15-18Ekim Tarihleri arasında CNR’da düzenlenen Bayim Olur musun? Fuarını 17
Ekim Cumartesi günü dolaşma fırsatı buldum. İlk defa gezdiğim bu fuara ilişkin
gözlemlerimi paylaşmak istedim.
Ülkemizde hemen hemen her
sektörün organize olması süreci devam etmektedir. 30 yıl önce bakkalların
yerini süpermarketlerin alması ile
başlayan organize perakendecilik sistemi hızla yayılıyor. Kent nüfusundaki
hızlı artış, yaşam standartlarındaki yükseliş, tüketici beklentilerinin
değişimi, modern işletmecilik tekniklerinin yayılması ve bu alanda ciddi bir
birikimin oluşması, yüksek girişimcilik arzusu ve doğal olarak artan
rekabetin, organize sistemlerin her
sektöre girmesine sebep olduğunu söyleyebiliriz.

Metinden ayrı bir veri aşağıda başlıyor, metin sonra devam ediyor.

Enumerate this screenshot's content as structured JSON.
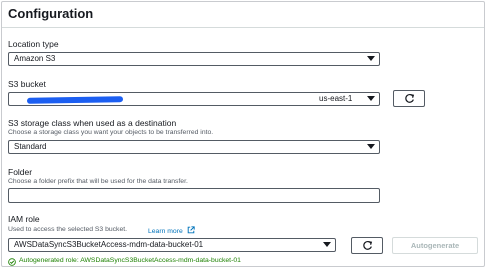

Bayim Olur musun? Fuarı işte tüm bu çabaların kendini
gösterdiği bir fuar niteliğindedir. Organize girişimciler ile bireysel
girişimcilerin bir araya geldiği ve yeni iş fırsatlarının araştırıldığı bu
ortama ilgisiz kalınamazdı. Sonuçta birkaç saatimi fuar alanında geçirdim.
·
Öncelikle fuara gösterilen ilgi beklediğim
düzeyin üstünde idi. Pazarlama danışmanı arkadaşım Murat Şaylan önceki yıllarda
ilginin daha yüksek olduğunu belirtti. M.Şaylan’ın bu yıl biraz zayıf bulduğunu
belirtmeliyim.
·
Katılımcı firma sayısının yeterli olduğunu
söyleyebilirim. Sonuçta böylesi spesifik bir alanda yüzlerce firmanın olmasını
bekleyemeyiz.
·
Katılımcı firmalar fuara çok ciddi bir şekilde
hazırlanmışlardı. Stand tasarımları, sunumlar ve dokümantasyon ile tatmin edici
bulduğumu söyleyebilirim. Firmaların yatırım yapmaktan kaçmadığı ve
prestijlerine önem verdikleri gözleniyordu.
·
Bu fuara damgasını vuran gıda frenchising
firmaları idi. Daha sonra ise gayrimenkul firmaları göze çarpıyordu. Bunların
dışında sürücü kursu (Özdamla), eğlence
sektörü(kidinia) gibi müstakil örneklerde vardı.
·
Gıdacılar arasında ise dönerciler, tavukçular,
pideciler , kahveciler, tatlıcılar, börekçiler, pizzacılar, hamburgeciler öne
çıkıyordu. Gıda kategorisinde yer alıp münhasır diyebileceğimiz örneklerde
vardı (Nohutçu Baba , Polen tantuni gibi).
·
Bebek giyimi ve malzemeleri, parfümericiler de
fuarda yerlerini almıştı.
·
Şimdiye kadar bayi yapılanması konusunda
danışmanlık yaptığım firmalara bu fuara katılmalarını tavsiye etmedim. Bu fuar
spesifik bir alanda ve uzmanlık gerektiren konularda bayilik arayan firmalar
için uygun olmadığı kanaatim netleşti. Bu fuar gerçek anlamda frenchising
sistemi ile çalışan gıda vb. sektörlere uygun bir fuar.
·
Gıda frenchising sektörünün marka yönetimine
uzak olduğunu gözledim. Birbirinin benzeri isimler, menüler, konseptlerden
geçilmiyordu. Her dönercide mutlaka “döner” her kahvecide “kahve” kelimesi
marka isimlerinde yer almıştı. Ya da çok sıradan isimler (nohutçu baba, midyeli
vb) vardı. Orijinal bulduğum iki isim oldu. Bir dondurmacı markası olan Sago ve
bir kahveci olan “Doqo”. Marka ismi bulma başlı başına bir uzmanlık konusudur.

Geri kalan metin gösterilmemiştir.